The material interestingly looks at how sometimes in this quest innocence can be a casualty, and even completing this vengeance, the emotions can't fulfill that loneliness that will always linger. Sometimes that emptiness is replaced by haunting thoughts of those you destroyed to see it through. As this revenge is set in motion, there are certain unplanned obstacles, leading him to show his skill with the blade. To be honest, the few moonlight standoff scenes are quick and nothing spectacular, but it's the imagery and framing of those moments that do stand out. Director Kon Ichikawa does so much with so little. Etched with dazzling details, compact sets, thick on slow exposition and meditative characters (even jarring comic relief) in what is a classy, if distant stage play brought to life.

Reviewed by MartinHafer8 / 10

Even for a samurai or revenge film, this one is unusual.

I have seen several hundred Japanese films but am far from an expert on these movies. After all, I am not Japanese and don't always understand some of the subtleties in the pictures. For example, in "An Actor's Revenge", the main character (Yukinojo) is a man who performs as a woman on stage--that I knew and understood. However, he maintained this persona off-stage as well and I wondered just how unusual this was--did other male Kabuki actors also maintain this persona when they weren't acting? If you can answer this question, I would love to hear from you.

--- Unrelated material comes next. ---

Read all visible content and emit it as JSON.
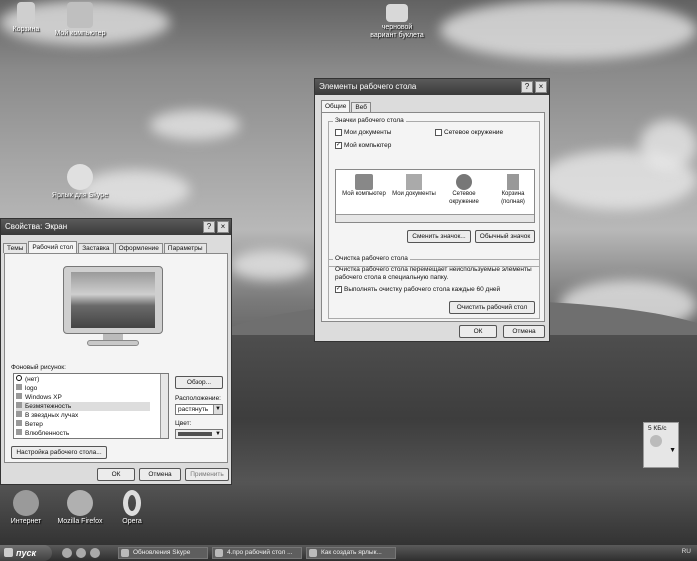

The film begins at a Kabuki performance. Yukinojo has recently come to Edo (Tokyo) and has been planning revenge on three scoundrels for many years. It seemed these wicked men were responsible for destroying his family and he sees himself as the instrument of revenge--much like the character in another famous Japanese film, "Lady Snowblood". However, he doesn't want to just stab them--he wants to have them linger and give him a chance to revel in their destruction. Part of it, however, depends on using the daughter of one of these wicked men--and the lady is innocent of causing any harm to anyone. What's Yukinojo to do? And, what is he to do when several ancillary characters blunder or wander into his plans?

There were several things I liked about the film. First, the various thieves who were no necessary to the film helped to give the film greater depth and, in an odd way, fun. Second, the film was made in many ways like the entire production was ALL part of a play. Often, using interesting lighting and sets, it looked as if the line between the off-stage and on-stage was often blurred. It made the film truly memorable. Overall, well worth seeing and gloriously artistic.

Reviewed by Hitchcoc9 / 10

Challenge to the Western Viewer

Even though I have watched numerous Japanese classics, this still took a bit of time for me to become engrossed. First of all, the milieux of the Kabuki theatre was relatively new to me. I had to accept the main character being Irresistible to women, despite wearing the makeup and clothing of a woman, on and off the stage. Also, it took a bit of time to be introduced to his role-the revenge for the death of his parents when he was a child. There is a subculture of pickpockets and thieve that supply a comic relief, and it took a while to realize that. But once he began to do his thing, it was difficult to look away. Unfortunately, there were innocent victims and he brings his own curse, sort of like a Shakespearean tragedy does where there are ultimately no winners.